• güzel şiirleri olan mutasavvıf, onlardan biri

    vâsıl olmaz kimse hakk’a cümleden dûr olmadan
    kenz açılmaz şol gönülde tâ ki pür-nûr olmadan

    sür çıkar ağyârı dilden tâ tecellî ede hakk
    pâdişâh konmaz saraya, hâne mamûr olmadan

    hakk cemalin kâbe'sini kıldı âşıklar tavaf
    yerde kâbe, gökyüzünde beyt-i mamûr olmadan

    mest olanların kelâmı kendiden gelmez veli
    ya niçin söyler ene’l-hak, kişi mansûr olmadan?

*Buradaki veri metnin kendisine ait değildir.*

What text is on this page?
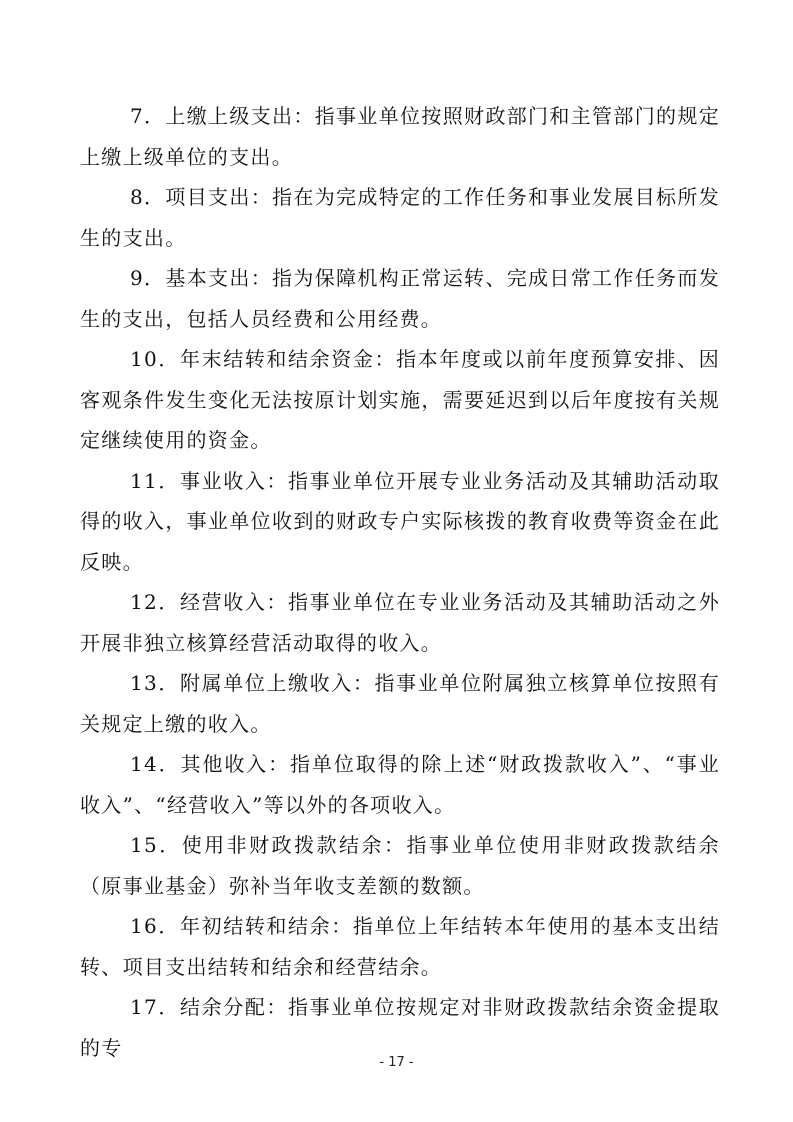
7．上缴上级支出：指事业单位按照财政部门和主管部门的规定上缴上级单位的支出。

8．项目支出：指在为完成特定的工作任务和事业发展目标所发生的支出。

9．基本支出：指为保障机构正常运转、完成日常工作任务而发生的支出，包括人员经费和公用经费。

10．年末结转和结余资金：指本年度或以前年度预算安排、因客观条件发生变化无法按原计划实施，需要延迟到以后年度按有关规定继续使用的资金。

11．事业收入：指事业单位开展专业业务活动及其辅助活动取得的收入，事业单位收到的财政专户实际核拨的教育收费等资金在此反映。

12．经营收入：指事业单位在专业业务活动及其辅助活动之外开展非独立核算经营活动取得的收入。

13．附属单位上缴收入：指事业单位附属独立核算单位按照有关规定上缴的收入。

14．其他收入：指单位取得的除上述“财政拨款收入”、“事业收入”、“经营收入”等以外的各项收入。

15．使用非财政拨款结余：指事业单位使用非财政拨款结余（原事业基金）弥补当年收支差额的数额。

16．年初结转和结余：指单位上年结转本年使用的基本支出结转、项目支出结转和结余和经营结余。

17．结余分配：指事业单位按规定对非财政拨款结余资金提取的专

- 17 -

    mest olup meydane geldim ta ezelden ta ebed
    içmişem aşkın şarabın âb-ı engûr olmadan

    "mûtû kable en temûtû"* sırrına mazhar olan
    haşr-ü neşri bunda gördü nefha-i sûr olmadan

    âşıkın çok derdi amma sırrın izhâr eylemez
    söylemesi terk-i edeb çünki destûr olmadan

    bir acaîb derde düşmüş tutuşur şemsî müdâm
    hakk'a makbûl olmak ister, halka menfûr olmadan
  • sivas'ta meydan camii haziresinde medfundur. kendisi aslen tokatlıdır. halveti dergahına mensuptur. osmanlı-safevi mücadelelerinde sivas'ta kendisine yer tahsis edilmiş, devlet tarafından desteklenmiştir. halefleri daha sonra kadızadelilerle dini konularda münakaşalar içerisine girecektir. kendisi hakkında bir de keramet nakledelim;

    zat-ı muhterem bir gün avcuna bir et parçası koymuş. güneşin altında oturuyormuş. sonra güneşe bakarak demiş ki, sen de güneşsin, ben de sen üstten ben alttan şu eti şuracıkta pişirelim demiş. et avcunda pişmiş.
  • şemseddin sivasi'nin "vasıl olmaz kimse hakk'a cümleden dûr olmadan" nutku şerifi, tevhid akidesinin özetidir, demiş büyükler.